Притом что Дар лежал пеплом где-то под рёбрами.
Не в Даре было дело. Не знаю в чём.
Мы приехали к верфи. На проходной меня радостно приветствовали и предложили пройти в главный корпус, посмотреть на подводный корабль, уже готовый к спуску на воду.
– Там фарфоровые мальчики, – улыбаясь, сказал седой вахтёр. – Мессир Дильман, он не иначе как капитаном будет, мессир Талиш, штурман, мэтры Гонд и Элис, эти – механики. Изнутри смотрели кораблик, вместе с государыней… удивительная, я вам скажу, леди, штука этот кораблик. Самому любопытно поглядеть, как он будет нырять под воду…
Фарфоровые мальчики, подумала я. Не хотят работяги их мёртвыми моряками называть – и правильно. Пусть будут фарфоровые мальчики.
– А государыня ещё там? – спросила я.
Вахтёр покачал головой:
– Да вот уже с три четверти часа как упорхнула. Почти всё утро осматривала кораблик, с инженерами говорила, с рабочими – а потом схватилась, что ещё куда-то нужно, и уехала.
О Вильме говорил словно о внучке. Даже глаза влажнели.
Неважно.
– А куда, мэтр, она уехала? – спросила я.
– Где ж мне знать, – вахтёр ухмыльнулся виновато. – Схватилась, что нужно в другое место, это я слышал, а в какое другое…
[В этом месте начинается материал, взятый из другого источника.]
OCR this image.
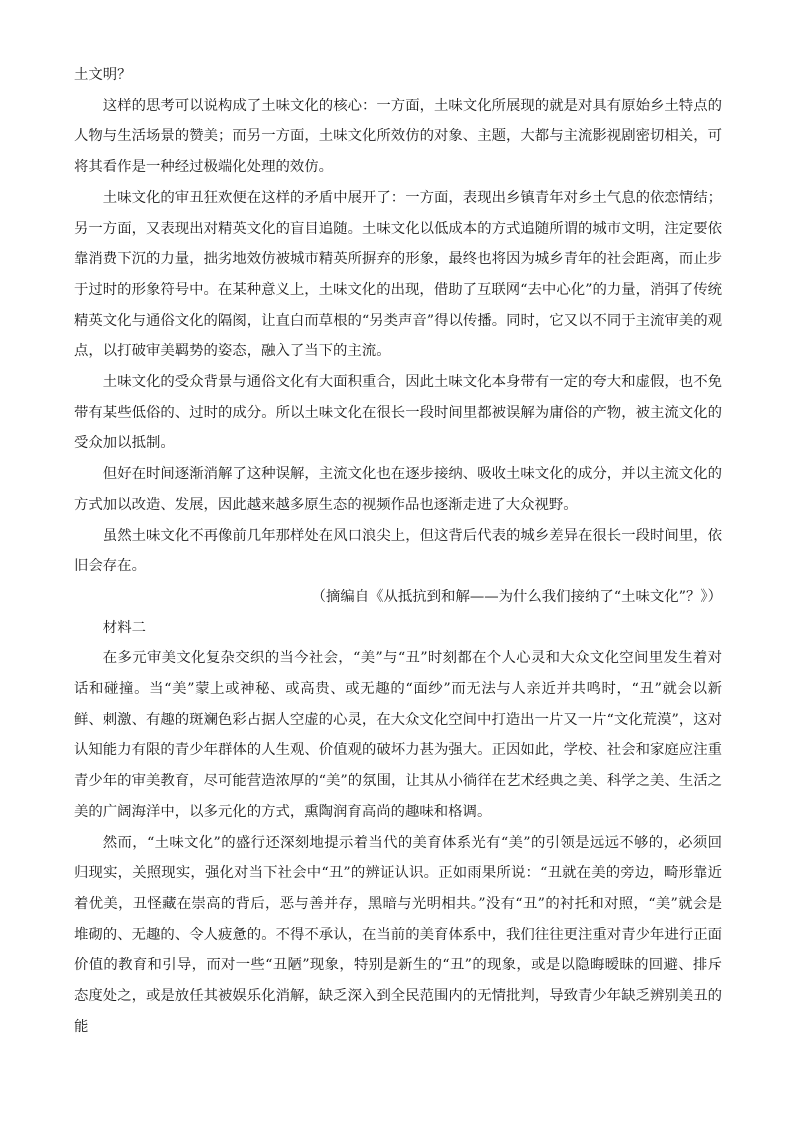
土文明？

这样的思考可以说构成了土味文化的核心：一方面，土味文化所展现的就是对具有原始乡土特点的人物与生活场景的赞美；而另一方面，土味文化所效仿的对象、主题，大都与主流影视剧密切相关，可将其看作是一种经过极端化处理的效仿。

土味文化的审丑狂欢便在这样的矛盾中展开了：一方面，表现出乡镇青年对乡土气息的依恋情结；另一方面，又表现出对精英文化的盲目追随。土味文化以低成本的方式追随所谓的城市文明，注定要依靠消费下沉的力量，拙劣地效仿被城市精英所摒弃的形象，最终也将因为城乡青年的社会距离，而止步于过时的形象符号中。在某种意义上，土味文化的出现，借助了互联网“去中心化”的力量，消弭了传统精英文化与通俗文化的隔阂，让直白而草根的“另类声音”得以传播。同时，它又以不同于主流审美的观点，以打破审美羁势的姿态，融入了当下的主流。

土味文化的受众背景与通俗文化有大面积重合，因此土味文化本身带有一定的夸大和虚假，也不免带有某些低俗的、过时的成分。所以土味文化在很长一段时间里都被误解为庸俗的产物，被主流文化的受众加以抵制。

但好在时间逐渐消解了这种误解，主流文化也在逐步接纳、吸收土味文化的成分，并以主流文化的方式加以改造、发展，因此越来越多原生态的视频作品也逐渐走进了大众视野。

虽然土味文化不再像前几年那样处在风口浪尖上，但这背后代表的城乡差异在很长一段时间里，依旧会存在。

（摘编自《从抵抗到和解——为什么我们接纳了“土味文化”？》）

材料二

在多元审美文化复杂交织的当今社会，“美”与“丑”时刻都在个人心灵和大众文化空间里发生着对话和碰撞。当“美”蒙上或神秘、或高贵、或无趣的“面纱”而无法与人亲近并共鸣时，“丑”就会以新鲜、刺激、有趣的斑斓色彩占据人空虚的心灵，在大众文化空间中打造出一片又一片“文化荒漠”，这对认知能力有限的青少年群体的人生观、价值观的破坏力甚为强大。正因如此，学校、社会和家庭应注重青少年的审美教育，尽可能营造浓厚的“美”的氛围，让其从小徜徉在艺术经典之美、科学之美、生活之美的广阔海洋中，以多元化的方式，熏陶润育高尚的趣味和格调。

然而，“土味文化”的盛行还深刻地提示着当代的美育体系光有“美”的引领是远远不够的，必须回归现实，关照现实，强化对当下社会中“丑”的辨证认识。正如雨果所说：“丑就在美的旁边，畸形靠近着优美，丑怪藏在崇高的背后，恶与善并存，黑暗与光明相共。”没有“丑”的衬托和对照，“美”就会是堆砌的、无趣的、令人疲惫的。不得不承认，在当前的美育体系中，我们往往更注重对青少年进行正面价值的教育和引导，而对一些“丑陋”现象，特别是新生的“丑”的现象，或是以隐晦暧昧的回避、排斥态度处之，或是放任其被娱乐化消解，缺乏深入到全民范围内的无情批判，导致青少年缺乏辨别美丑的能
– Ладно, – сказала я. – Я посмотрю на кораблик.
Я надеялась, что фарфоровые моряки или кто-то из инженеров слышали или знают, куда собиралась Вильма, – ну и пошла спросить.
Я ничего не понимаю в кораблях. Я просто увидела, какой он прекрасный, этот стремительный механический кит. И, кажется, так его видели и работяги, которые понимали его от и до, – потому что юный механик, пробегая по каким-то важным делам, погладил металл китового бока как живое. Как любимое и живое.
А фарфоровые моряки уже выглядели так, как им, видимо, предполагалось выглядеть с самого начала. И что меня поразило предельно – так это очки на штурмане Талише. Его лихая русая чёлка – и очки.